Take, for example, the case of a fourteen-year-old runaway who met Stephen Lynn Buggs in a Dallas bus station in November 2005. After Buggs gave the young girl a false identity indicating she was 23, he got her a stripping job and pimped her out on the streets of East Dallas. A couple months later, to punish her for talking to another pimp, Buggs tied her up in a closet after beating her with a statue and a beer bottle. The girl was never taken to a doctor, and instead treated her wounds with ointment and ibuprofen. Telling Buggs she was going to the store, she finally escaped to her mother, who called the police the next day. A Dallas county judge ultimately sentenced Buggs to 900 months in prison for human trafficking.
Or there's the case of Elian Jud Ramos, who in 2006 pleaded guilty to trafficking charges after he smuggled two Guatemalan women through Mexico to Hidalgo County, Texas where he withheld wages for domestic servitude and work in a daycare facility, threatening the women with jail and outing them to immigration enforcement if they complained. One victim worked more than 20 hours a day in Ramos' home.
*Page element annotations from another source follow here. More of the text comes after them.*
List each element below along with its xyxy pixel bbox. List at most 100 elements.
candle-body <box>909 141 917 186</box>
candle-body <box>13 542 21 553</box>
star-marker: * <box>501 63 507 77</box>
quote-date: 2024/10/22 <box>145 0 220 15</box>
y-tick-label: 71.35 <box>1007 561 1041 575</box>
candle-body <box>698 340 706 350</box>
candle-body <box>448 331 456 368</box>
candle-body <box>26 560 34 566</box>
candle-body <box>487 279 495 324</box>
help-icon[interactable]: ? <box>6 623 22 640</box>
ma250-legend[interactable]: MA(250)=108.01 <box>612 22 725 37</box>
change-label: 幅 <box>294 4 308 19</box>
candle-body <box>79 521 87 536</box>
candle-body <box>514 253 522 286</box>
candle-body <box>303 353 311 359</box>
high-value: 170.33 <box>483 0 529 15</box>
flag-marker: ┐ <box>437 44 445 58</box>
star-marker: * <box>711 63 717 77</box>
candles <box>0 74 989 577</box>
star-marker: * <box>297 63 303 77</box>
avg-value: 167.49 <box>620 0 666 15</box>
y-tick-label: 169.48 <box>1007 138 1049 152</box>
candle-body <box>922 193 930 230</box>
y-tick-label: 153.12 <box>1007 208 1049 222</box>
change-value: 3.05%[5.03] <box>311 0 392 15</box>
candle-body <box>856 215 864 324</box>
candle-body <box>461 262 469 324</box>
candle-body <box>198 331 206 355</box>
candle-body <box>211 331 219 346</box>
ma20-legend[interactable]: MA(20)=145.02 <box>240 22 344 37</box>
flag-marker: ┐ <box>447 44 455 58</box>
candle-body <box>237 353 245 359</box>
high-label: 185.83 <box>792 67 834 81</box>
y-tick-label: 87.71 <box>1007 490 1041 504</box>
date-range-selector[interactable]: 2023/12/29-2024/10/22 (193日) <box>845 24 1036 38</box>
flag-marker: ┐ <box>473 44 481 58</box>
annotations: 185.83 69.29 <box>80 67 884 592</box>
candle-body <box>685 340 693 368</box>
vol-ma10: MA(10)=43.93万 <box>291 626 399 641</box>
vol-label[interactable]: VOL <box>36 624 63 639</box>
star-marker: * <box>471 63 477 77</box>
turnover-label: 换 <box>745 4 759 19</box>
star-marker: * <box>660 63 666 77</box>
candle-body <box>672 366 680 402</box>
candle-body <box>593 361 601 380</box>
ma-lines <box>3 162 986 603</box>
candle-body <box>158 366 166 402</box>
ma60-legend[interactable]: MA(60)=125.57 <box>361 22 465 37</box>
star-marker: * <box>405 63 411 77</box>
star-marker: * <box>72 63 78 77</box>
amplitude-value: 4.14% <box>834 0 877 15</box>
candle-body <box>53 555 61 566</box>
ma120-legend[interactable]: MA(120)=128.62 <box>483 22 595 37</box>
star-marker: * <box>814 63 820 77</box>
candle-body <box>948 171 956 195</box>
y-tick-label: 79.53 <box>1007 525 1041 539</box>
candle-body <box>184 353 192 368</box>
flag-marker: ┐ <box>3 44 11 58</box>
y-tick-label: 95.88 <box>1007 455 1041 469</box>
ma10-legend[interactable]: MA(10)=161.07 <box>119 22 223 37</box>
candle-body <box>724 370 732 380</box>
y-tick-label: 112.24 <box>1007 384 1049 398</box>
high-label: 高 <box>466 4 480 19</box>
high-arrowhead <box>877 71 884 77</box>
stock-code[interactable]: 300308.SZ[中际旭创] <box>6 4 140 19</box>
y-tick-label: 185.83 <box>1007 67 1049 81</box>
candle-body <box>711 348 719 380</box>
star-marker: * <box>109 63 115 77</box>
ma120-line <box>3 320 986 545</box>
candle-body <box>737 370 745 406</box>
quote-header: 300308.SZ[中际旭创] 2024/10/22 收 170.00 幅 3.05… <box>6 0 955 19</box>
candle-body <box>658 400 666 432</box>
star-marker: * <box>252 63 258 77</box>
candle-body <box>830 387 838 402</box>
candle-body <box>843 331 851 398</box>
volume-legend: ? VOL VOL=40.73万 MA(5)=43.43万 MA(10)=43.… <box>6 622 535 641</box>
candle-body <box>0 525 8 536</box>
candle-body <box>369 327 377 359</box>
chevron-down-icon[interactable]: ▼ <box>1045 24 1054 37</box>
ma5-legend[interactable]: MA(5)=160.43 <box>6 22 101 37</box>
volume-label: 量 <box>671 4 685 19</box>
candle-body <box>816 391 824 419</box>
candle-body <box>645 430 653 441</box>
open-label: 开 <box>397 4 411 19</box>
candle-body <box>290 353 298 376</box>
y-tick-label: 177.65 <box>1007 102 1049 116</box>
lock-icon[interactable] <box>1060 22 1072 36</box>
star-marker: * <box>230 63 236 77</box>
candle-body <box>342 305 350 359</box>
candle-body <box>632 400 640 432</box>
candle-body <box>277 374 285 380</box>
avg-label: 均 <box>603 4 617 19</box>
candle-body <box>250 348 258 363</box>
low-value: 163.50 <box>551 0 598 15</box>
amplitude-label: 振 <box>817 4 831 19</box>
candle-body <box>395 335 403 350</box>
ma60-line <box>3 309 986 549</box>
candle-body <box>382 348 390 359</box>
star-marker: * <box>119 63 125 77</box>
A jury found Ramos guilty of trafficking one of the victims after they escaped through a bedroom window and contacted the police.
Then there's the heartbreaking case of Isela Marquez Campos, who was smuggled from Mexico to be a domestic servant for two Texas brothers, Octavio and Joe Lozoya. The Lozoyas held Campos in a filthy trailer and abused her young child. When the 21-month-old toddler collapsed, no longer breathing, the brothers would not allow Campos to seek medical care. After the baby died, the brothers burned its corpse. Acting on a tip, the FBI rescued Campos in 2000. The brothers were later convicted of conspiracy charges and for harboring an illegal alien with death resulting.
The University of Michigan human trafficking database's cases range from the trafficking of women and men, girls and boys—to perform all kinds of forced labor: in the sex industry, in agricultural fields, in restaurants, and as domestic slaves in Washington, D.C. diplomats' mansions.
Whatever the numbers, and whether or not the Super Bowl is indeed a sex trafficking magnet, the newly released Michigan database reinforces the fact that human trafficking is a crime that affects very real, often very vulnerable, people. And it's a crime which law enforcement, advocates, and lawmakers confronted long before—and will confront long after—Sunday's game.